Voice recordings
In 1950, the Library received 24 slate disks from the former Spoken Word Archive of the Centro de Estudios Históricos, run by Menéndez Pidal, which conserves the voices of Azorín, Juan Ramón Jiménez, Pío Baroja, Ramón y Cajal and many other literary and political figures from the period, including General Primo de Rivera.
Since then, with the same aim of conserving and disseminating the voices of leading figures from the world of culture, science, the arts or politics, the Spoken Word Archive has been adding new recordings to its holdings, and today has some 20,000 non-musical sound documents. This collection comprises:
Language courses.
The Archive contains a unique collection of wax cylinders. This is considered the first medium on which sound and the human voice was recorded. Part of this collection includes the first Spanish course for English speakers, dating from 1905.
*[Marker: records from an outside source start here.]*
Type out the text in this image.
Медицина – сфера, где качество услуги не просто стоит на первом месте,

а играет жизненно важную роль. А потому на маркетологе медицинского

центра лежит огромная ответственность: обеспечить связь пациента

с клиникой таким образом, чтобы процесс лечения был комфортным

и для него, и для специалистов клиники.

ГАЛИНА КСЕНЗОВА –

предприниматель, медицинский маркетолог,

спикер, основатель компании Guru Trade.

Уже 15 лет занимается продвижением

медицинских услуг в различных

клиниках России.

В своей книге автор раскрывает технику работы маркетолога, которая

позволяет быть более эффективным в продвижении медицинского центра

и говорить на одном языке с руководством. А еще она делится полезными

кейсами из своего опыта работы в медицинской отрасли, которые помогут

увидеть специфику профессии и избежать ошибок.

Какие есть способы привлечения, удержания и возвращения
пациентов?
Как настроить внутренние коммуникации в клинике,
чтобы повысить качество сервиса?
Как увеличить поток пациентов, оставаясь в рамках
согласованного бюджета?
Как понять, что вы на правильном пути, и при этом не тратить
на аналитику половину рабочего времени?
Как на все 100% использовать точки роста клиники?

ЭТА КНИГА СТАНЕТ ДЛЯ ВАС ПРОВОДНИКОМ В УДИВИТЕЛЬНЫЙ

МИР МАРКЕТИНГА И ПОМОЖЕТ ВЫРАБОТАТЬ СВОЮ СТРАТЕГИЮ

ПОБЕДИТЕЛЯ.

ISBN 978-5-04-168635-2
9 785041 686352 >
Voices recorded by the Centro de Estudios Históricos (from 1931 to 1933)
The slate disks contain the voices of several Spanish personalities, including Azorín, Juan Ramón Jiménez, Unamuno, Pío Baroja, Valle Inclán, Ortega y Gasset, Santiago Ramón y Cajal.
Voices of kings or heads of state
Songs and speeches from the Civil War
A collection of magnetic tapes from the 1920's to the 1950's containing popular songs from both the Republican and Nationalist sides, together with political and military oratories, speeches and declamations.
Voices of Spanish-American writers
A collection of vinyl LPs from 1970-1980 containing the voices of the most important authors in the Spanish language reciting their own works and poems.
Field work
These contain the cultural traditions of the people by recording interviews. The most recent acquisition is the donation by the ethnomusicologist Ramón Pelinski. This donation comprises 93 spool tapes, 9 cassettes and 5 video-recordings gathered during his field work in the Central Arctic, consisting of interveiws where the Inuit people talk about their music and traditions.